2) По армянскому вопросу мне не пришлось ничего писать, хотя, конечно, все мои симпатии были и будут на стороне несчастных армян, а не их зверских истребителей. По этому делу я только обменялся письмами с покойным великим английским старцем; письмо Гладстона ко мне, по армянскому вопросу, было напечатано в «Temps» и, кажется, приведено в Вашей газете, правда, в искаженном виде.
3) В то самое время, когда я, по Вашему навету, интриговал будто бы против России, я, на деле, первый в Европе, сейчас же по получении телеграммы о знаменитом рескрипте государя, предложил на базельском конгрессе сионистов выразить «великому русскому народу и его государю» благодарность за его христианский почин ввести в европейскую политику принцип братолюбия и вечного мира, а Ваши добрые друзья, французские антисемиты и патриотарды, в ответ на русское предложение имели дерзость написать, что, прежде чем провозглашать мир, Россия обязана вернуть Франции миллионы франков, которые она будто бы похитила у своей союзницы.
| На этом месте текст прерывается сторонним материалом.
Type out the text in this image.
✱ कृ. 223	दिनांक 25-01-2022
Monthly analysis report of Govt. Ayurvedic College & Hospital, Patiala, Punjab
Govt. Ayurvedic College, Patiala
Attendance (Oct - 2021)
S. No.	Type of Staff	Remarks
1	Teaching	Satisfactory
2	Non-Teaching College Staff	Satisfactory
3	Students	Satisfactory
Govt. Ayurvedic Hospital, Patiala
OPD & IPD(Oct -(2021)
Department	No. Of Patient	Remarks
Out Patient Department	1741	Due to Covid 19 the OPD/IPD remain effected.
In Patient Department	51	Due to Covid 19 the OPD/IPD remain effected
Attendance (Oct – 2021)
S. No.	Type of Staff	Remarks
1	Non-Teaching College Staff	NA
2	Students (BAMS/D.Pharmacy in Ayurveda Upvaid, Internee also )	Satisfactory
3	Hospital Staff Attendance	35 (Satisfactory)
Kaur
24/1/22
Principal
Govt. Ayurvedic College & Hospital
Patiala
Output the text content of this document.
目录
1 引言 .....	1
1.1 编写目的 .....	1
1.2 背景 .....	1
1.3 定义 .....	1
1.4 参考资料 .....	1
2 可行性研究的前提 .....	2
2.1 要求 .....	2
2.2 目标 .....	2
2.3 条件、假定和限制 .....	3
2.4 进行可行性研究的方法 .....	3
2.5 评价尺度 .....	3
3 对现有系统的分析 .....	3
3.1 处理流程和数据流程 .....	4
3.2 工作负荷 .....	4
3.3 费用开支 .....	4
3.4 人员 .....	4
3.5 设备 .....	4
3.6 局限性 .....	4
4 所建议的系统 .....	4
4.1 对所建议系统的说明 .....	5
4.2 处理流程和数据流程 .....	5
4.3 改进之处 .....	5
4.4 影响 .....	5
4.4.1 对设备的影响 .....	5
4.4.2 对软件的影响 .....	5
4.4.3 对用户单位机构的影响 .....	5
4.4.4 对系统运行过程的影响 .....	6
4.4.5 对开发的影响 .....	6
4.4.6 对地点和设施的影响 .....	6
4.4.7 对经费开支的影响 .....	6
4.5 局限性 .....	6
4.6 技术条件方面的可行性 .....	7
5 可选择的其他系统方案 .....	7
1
4) Ваши инсинуации не только ложны, но прямо смешны, как инсинуации антидрейфусаров, которых Вы так любите.
«Отчего Делин поехал в Женеву?» — спрашиваете Вы. Если дозволено Вам и Вашим сотрудникам ехать в Женеву, то тем более оснований у меня ехать туда, так как я женат на женевке и у. нас в этом городе много родных и друзей.
5) Не мое отношение к делу Дрейфуса позорно, а Ваше. Сошлюсь на человека, которого Вы любите и уважаете, если Вы только можете кого любить и уважать. Сошлюсь на чуткого художника А. П. Чехова. Он был во Франции во время процесса Золя. Спросите его, что он думает о виновности Дрейфуса и о гнусных проделках защитников Эстергази. Спросите его, что он думает о Вашем отношении к этому делу и к еврейскому вопросу вообще. Не поздоровится ни Вам, ни «Нов. вр.» от его мнения.
6) В заключение я предложу Вам, г. Суворин, еще следующее: отдадим мы наш спор на суд великого писателя русской земли Л. Н. Толстого. Вы ему расскажете всю Вашу жизнь, а я мою, и он скажет, кто из нас больше любит русский народ:. Вы ли, издатель большой русской газеты, не перестающий сеять в русских умах человеконенавистничество, антисемитизм, англофобию, ненависть к финляндцам, армянам и презрение к добру… или я, сотрудник русских и французских газет, никогда не написавший ни одной строчки против истинно христианского принципа братолюбия, правды и умиротворения?
Я совсем не думаю, что на старости лет приятно получить такое письмо… тем с большим удовольствием я привожу его здесь… Не чувствуете ли Вы, старый журналист, что пришла для Вас пора возмездия за все, что Вы и Ваши бойкие молодцы печатали на страницах «Нового времени»?
Как справедлива жизнь!
С. П. ДОРОВАТОВСКОМУ
Февраль 1899, Н.-Новгород.
Уважаемый Сергей Павлович!
Михаил Филиппов Волькенштейн обратился ко мне с предложением издать «для народа» «Тоску» и еще какие-то рассказы из изданных Вами. Как Вы на это смотрите? Будьте любезны, известите о сем Волькенштейна — Бассейная, 39, — ибо я сомневаюсь в моем праве отвечать по этому поводу без Вашего ведома.
Жму руку Вашу.
Когда увижу Вас?
И. А. БУНИНУ
Не позднее февраля 1899, Н.-Новгород.
Дорогой и славный
Иван Алексеевич!
Пишу уже второе письмо Вам. Получил Вашу книжку. Сердечное спасибо!
Читал и читаю стихи. Хорошие стихи, ей-богу! Свежие, звучные, в них есть что-то детски-чистое и есть огромное чутье природы. Моим приятелям, людям строгим в суждениях о поэзии и поэтах, Ваши стихи тоже очень по душе, и я очень рад, что могу сказать Вам это.
Это просто и красиво, а главное — это искренно и верно!
Миленький мой, это и есть самая чистая поэзия.
Так оно и бывает — красиво, проста, музыкально!
Крепко жму Вам руку и доволен, и рад, что видел Вас. Мог бы написать много по поводу стихов и прозы, да некогда. Работаю, как каторжник. Спина трещит, и чувствую, как растет на ней горб величиной с Везувий.